Das 100.000 qm große Gelände erwarb der Immobilienmakler Wilfried Hilgert und kündigte an, hier drei- bis achtgeschossig 1000 Wohnungen zu bauen. Tatsächlich vermietete er Flächen und Gebäude an Gewerbetreibende, ließ er 1975 einen Teil der Gebäude abreißen und errichtete dort zwei Tennishallen und ein Restaurant. Im August 2007 erwarb ein neuer Eigentümer die Restflächen und eröffnete hier den Sirius Business Park.

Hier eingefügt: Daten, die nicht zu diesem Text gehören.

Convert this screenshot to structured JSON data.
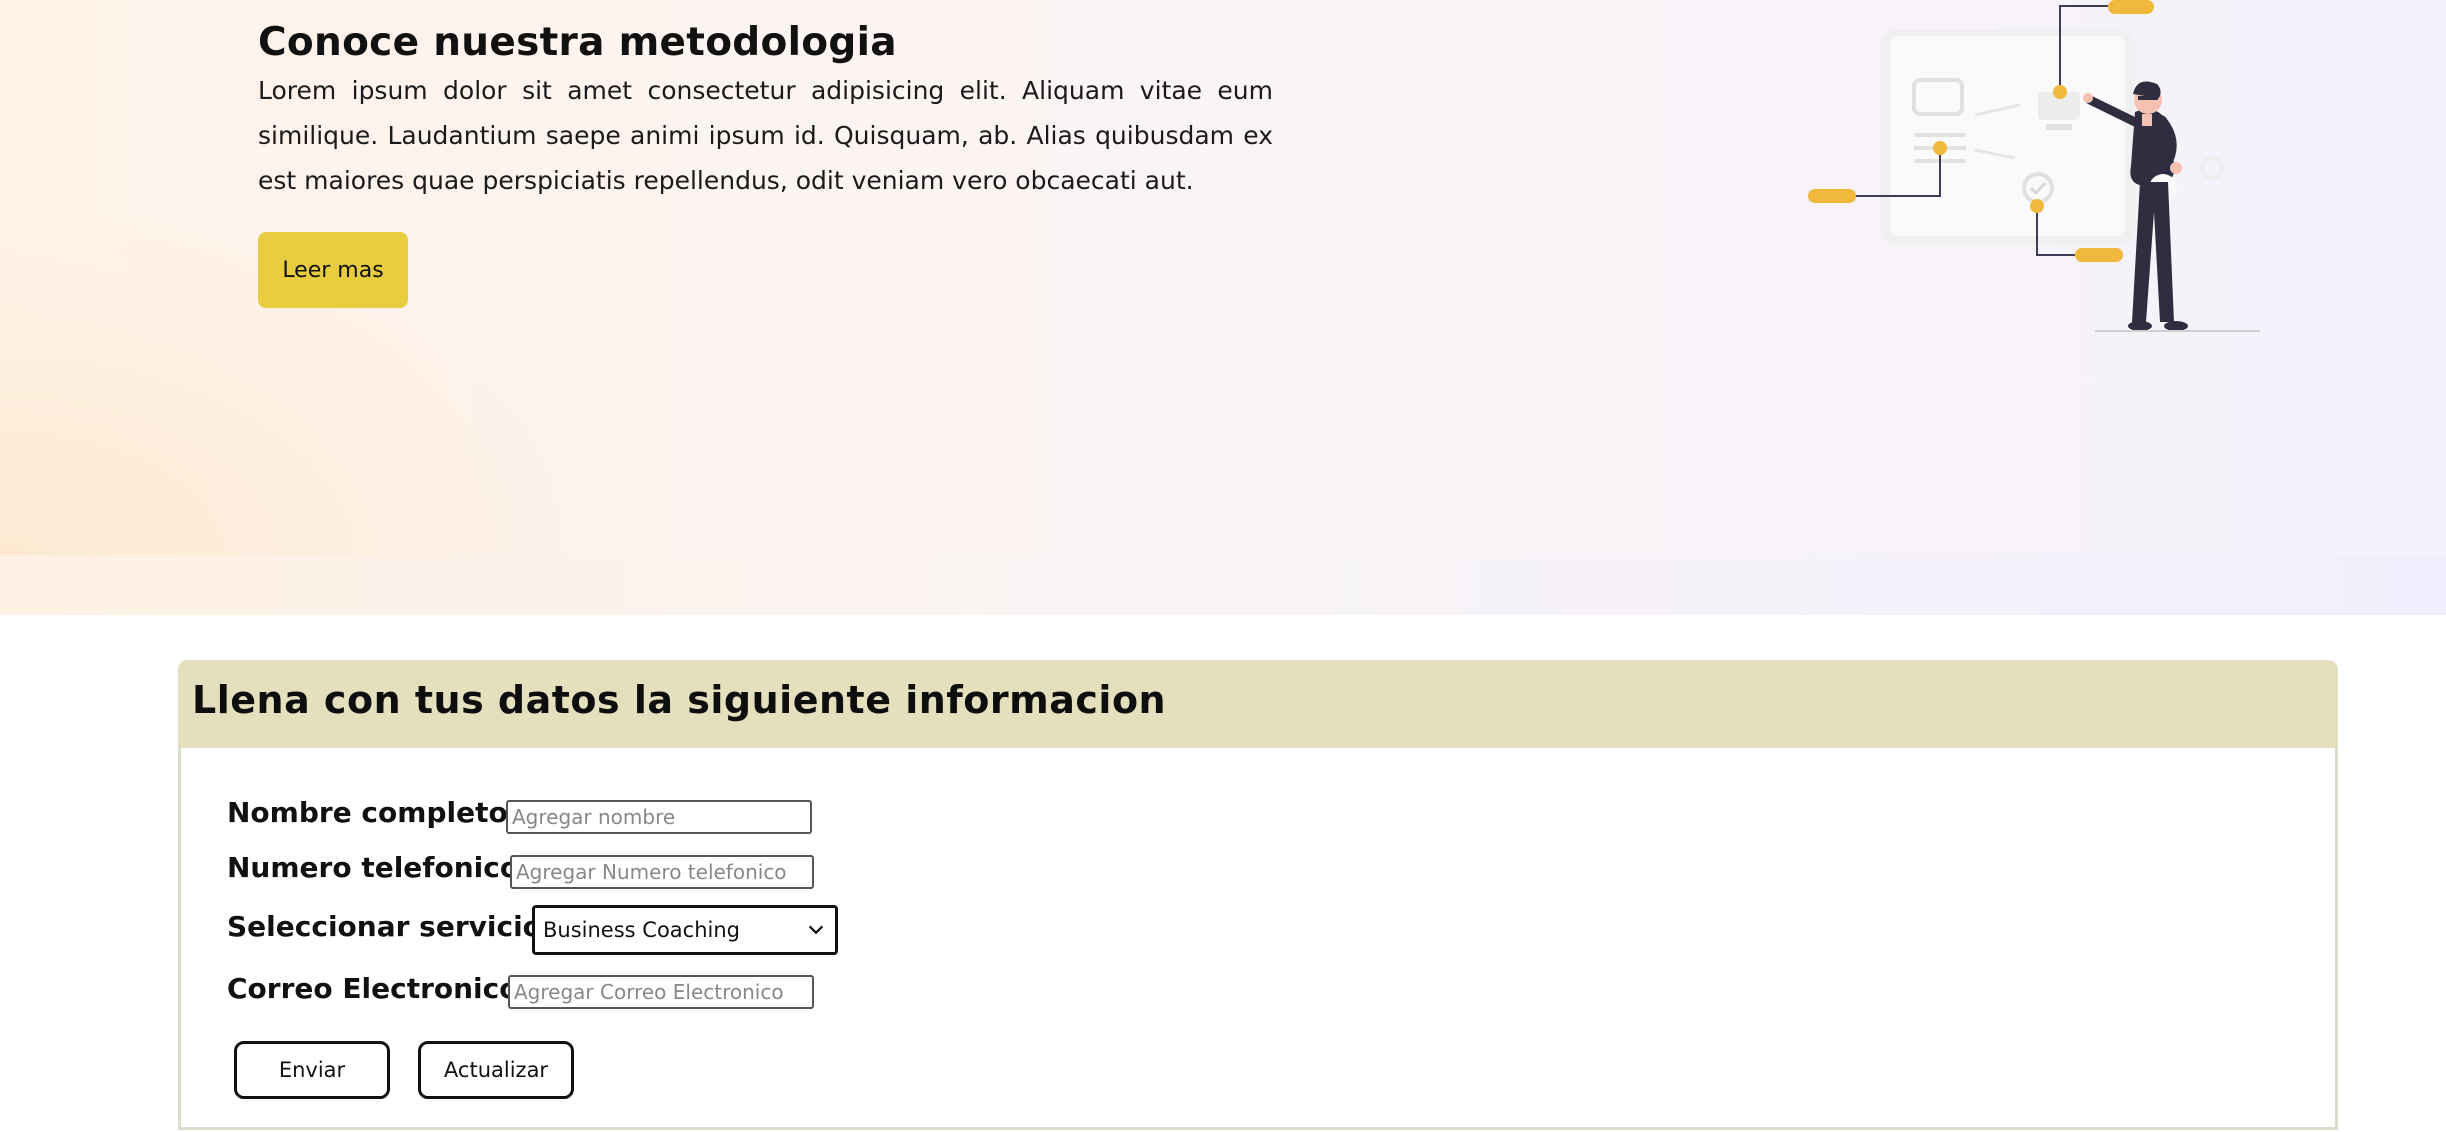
{
  "hero": {
    "title": "Conoce nuestra metodologia",
    "paragraph": "Lorem ipsum dolor sit amet consectetur adipisicing elit. Aliquam vitae eum similique. Laudantium saepe animi ipsum id. Quisquam, ab. Alias quibusdam ex est maiores quae perspiciatis repellendus, odit veniam vero obcaecati aut.",
    "button_label": "Leer mas"
  },
  "form": {
    "title": "Llena con tus datos la siguiente informacion",
    "fields": {
      "name": {
        "label": "Nombre completo",
        "placeholder": "Agregar nombre",
        "value": ""
      },
      "phone": {
        "label": "Numero telefonico",
        "placeholder": "Agregar Numero telefonico",
        "value": ""
      },
      "service": {
        "label": "Seleccionar servicio",
        "selected": "Business Coaching"
      },
      "email": {
        "label": "Correo Electronico",
        "placeholder": "Agregar Correo Electronico",
        "value": ""
      }
    },
    "buttons": {
      "submit": "Enviar",
      "reset": "Actualizar"
    }
  },
  "colors": {
    "accent": "#e8cd41",
    "form_header": "#e4e0be",
    "illustration_accent": "#f0b93e",
    "figure_dark": "#2f2e41"
  },
  "icons": [
    "presentation-illustration",
    "chevron-down-icon"
  ]
}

Quellen, Literatur und Links[Bearbeiten]

Krix, Benno: Die Elektro-Isolier-Industrie Wahn. In: Rechtsrheinisches Köln 37/38. Köln 2013.
KStA Porz v. 13.9.1969

  1. Diese Umweltemissionen ergaben sich in ähnlicher Weise auch im Werk Meirowsky & Cie.
  2. Viele Anwohner arbeiteten im Werk und nahmen die Beeinträchtigungen hin, das änderte sich durch Wohnungsneubauten zu Beginn der 1960er Jahre.
  3. Beel wurde unter großer Anteilnahme der Wahner Bevölkerung 1961 auf dem Wahner Friedhof begraben, Ruppert 1965 auf dem Friedhof in Köln-Zollstock.
  4. Bis nach 1956 markierte noch eine Baumreihe den früheren Straßenverlauf durch das Werksgelände.
  5. Die Verpflichtung, einen Feuerlöschteich zu bauen, wurde zugleich als Sozialeinrichtung umgesetzt; Werksangehörige arbeiteten an der Errichtung in ihrer Freizeit unentgelich mit.
  6. Er wurde in der Konkursversteigerung 1973 zwar von einer Großgärtnerei ersteigert, die Umsetzung wäre aber teurer geworden als eine Neuanfertigung.